Most optimization work starts with a hypothesis. This one started with a mandate. The team was tasked with identifying strategic gaps in the digital experience — places where the product was underperforming not because something was broken, but because something was invisible.
That distinction matters. Broken things get fixed. Invisible things get ignored — until someone is specifically asked to go looking. That's what this team did. And what they found didn't require a new feature, a redesign, or an engineering sprint. It required the willingness to look at the menu through a revenue lens and ask an uncomfortable question: are we showing guests the right things, in the right order, at the right moment?
The answer, in the case of Munchies Under $4, was no.
A high-converting category
that guests had to go find.
Munchies Under $4 is exactly the kind of category that drives attachment. It's approachable, low-commitment, impulsive — the digital equivalent of the items by the register. In a physical location, that placement is deliberate. Operators know visibility drives attachment. Snack items at eye level sell. The same items tucked in the back do not.

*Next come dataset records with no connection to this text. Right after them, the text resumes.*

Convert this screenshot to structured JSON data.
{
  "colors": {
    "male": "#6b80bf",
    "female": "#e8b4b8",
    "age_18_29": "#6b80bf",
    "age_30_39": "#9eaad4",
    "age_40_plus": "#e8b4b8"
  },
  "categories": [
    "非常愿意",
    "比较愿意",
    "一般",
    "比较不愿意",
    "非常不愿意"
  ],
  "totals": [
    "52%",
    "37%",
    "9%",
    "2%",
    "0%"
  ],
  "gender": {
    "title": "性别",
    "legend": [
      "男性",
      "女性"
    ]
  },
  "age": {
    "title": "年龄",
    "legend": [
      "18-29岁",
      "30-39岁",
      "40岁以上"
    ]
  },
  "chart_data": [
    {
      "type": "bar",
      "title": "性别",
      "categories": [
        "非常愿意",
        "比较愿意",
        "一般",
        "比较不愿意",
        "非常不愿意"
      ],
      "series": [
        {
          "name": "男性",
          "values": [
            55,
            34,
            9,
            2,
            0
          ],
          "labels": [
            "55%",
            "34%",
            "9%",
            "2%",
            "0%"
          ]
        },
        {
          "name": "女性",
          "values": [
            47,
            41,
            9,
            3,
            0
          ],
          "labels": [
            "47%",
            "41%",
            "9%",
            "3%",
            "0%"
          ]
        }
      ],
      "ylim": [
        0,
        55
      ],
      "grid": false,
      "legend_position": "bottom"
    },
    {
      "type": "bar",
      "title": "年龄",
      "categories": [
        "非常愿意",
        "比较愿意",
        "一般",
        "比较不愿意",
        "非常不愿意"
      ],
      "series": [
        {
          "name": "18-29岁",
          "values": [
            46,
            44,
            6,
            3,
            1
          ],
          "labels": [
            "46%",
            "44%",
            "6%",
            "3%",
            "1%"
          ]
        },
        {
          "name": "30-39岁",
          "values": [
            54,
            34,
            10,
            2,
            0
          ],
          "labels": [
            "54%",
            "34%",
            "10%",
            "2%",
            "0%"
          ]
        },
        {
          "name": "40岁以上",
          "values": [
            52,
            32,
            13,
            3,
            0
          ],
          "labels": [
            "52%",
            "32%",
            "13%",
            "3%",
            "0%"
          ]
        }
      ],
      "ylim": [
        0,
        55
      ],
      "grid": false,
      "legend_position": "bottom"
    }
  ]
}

The digital menu had the opposite problem. Munchies Under $4 was positioned where guests would encounter it only if they were actively browsing — not if they were on a direct path to checkout. The category wasn't failing because it wasn't compelling. It was failing because it was in the wrong place.
"The best revenue opportunities aren't always broken features. Sometimes they're the right product in the wrong position — and no one's been asked to look."
The challenge wasn't technical. It was organizational. Moving a menu category requires alignment across product, marketing, and operations. It requires someone to make the case with data — and the conviction to keep pushing until the change actually ships.
Find the gap. Build the case.
Push until it ships.
The work happened in three stages: structured analysis, a clear recommendation, and the follow-through to get it across the line.
$11,000 more per day.
No new code. No new budget.
The result was immediate. Moving Munchies Under $4 to a higher-visibility position drove $11,000 in incremental daily sales from the day the change went live. Annualized, that's $4 million — from a category reposition that required no engineering work, no design overhaul, and no additional spend.
The outcome validates the approach as much as it validates the change. A team tasked with finding revenue found it — not through a major initiative or a product overhaul, but through structured analysis and the discipline to act on what the data showed. That's what good gap analysis looks like in practice.
This was also the first in a pipeline of optimizations the team identified. The same analytical rigor that surfaced this opportunity is being applied across the broader digital experience — category by category, screen by screen. The $4MM is a proof point. The process is the product.